After earning an undergraduate degree in computer science from the University of San Francisco, Alfred Chuang obtained a master’s degree — also in computer science, with a specialization in distributed data management — from UC Davis in 1986.
All these years later, his graduate thesis, “Table-Tabular Data Objects and their Use in Table Editing,” still remains one of California State Library’s most frequently used reference materials on relational database development.
Chuang hit the ground running after leaving UC Davis; he spent seven years in the software industry before accepting a position at Sun Microsystems Inc. In early 1995, Chuang and two colleagues — Bill Coleman and Edward Scott — left Sun to found BEA Systems, Inc. The company went public in 1997 and quickly achieved $1 billion in annual revenue. Armed with its WebLogic software, BEA became one of the world’s leading e-business infrastructure software companies, with 91 offices in 38 countries, and more than 18,000 customers around the world, including a majority of the Fortune Global 500. Chuang became the company CEO in October 2001, and also chairman of the board not quite a year later.
In 2008, Chuang sold BEA to Oracle for $8.5 billion. He then went into “stealth mode” for three years.
He emerged with his eye on the sky … or, more accurately, in the clouds. His newest startup, Magnet Systems, hopes to take on big cloud-computing platform players such as Oracle and Salesforce.
Chuang expects Magnet to do for businesses what Facebook and Twitter have done for social networking. His new company’s software platform — WIN, for Workplace Interaction Network — helps workers better organize and exploit what the industry calls “unstructured information”: data that isn’t stored in the conventional databases that are the foundation of many business programs.

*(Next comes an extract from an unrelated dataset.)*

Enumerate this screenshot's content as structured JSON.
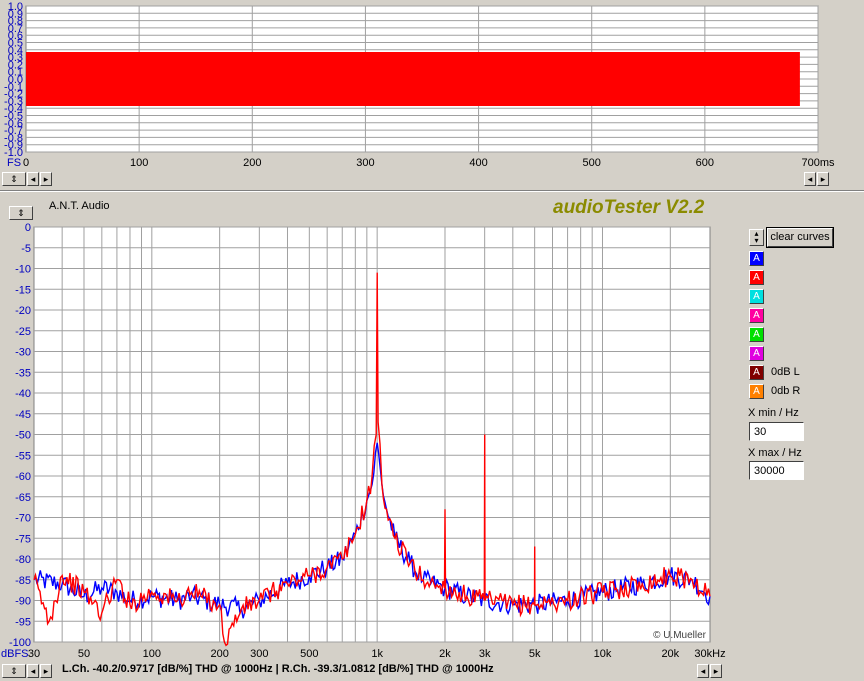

Chuang’s assessment of this opportunity is, as always, shrewd and spot-on: Although consumer software has undergone roughly a dozen major revolutions during the past decade alone, business software hasn’t changed much since the 1990s.
“Interaction on e-mail discussions, with social tools, texting … we’re not capturing any of that stuff,” Chuang told the Wall Street Journal, in April 2011.
With Chuang and Magnet leading the charge, that’s about to change.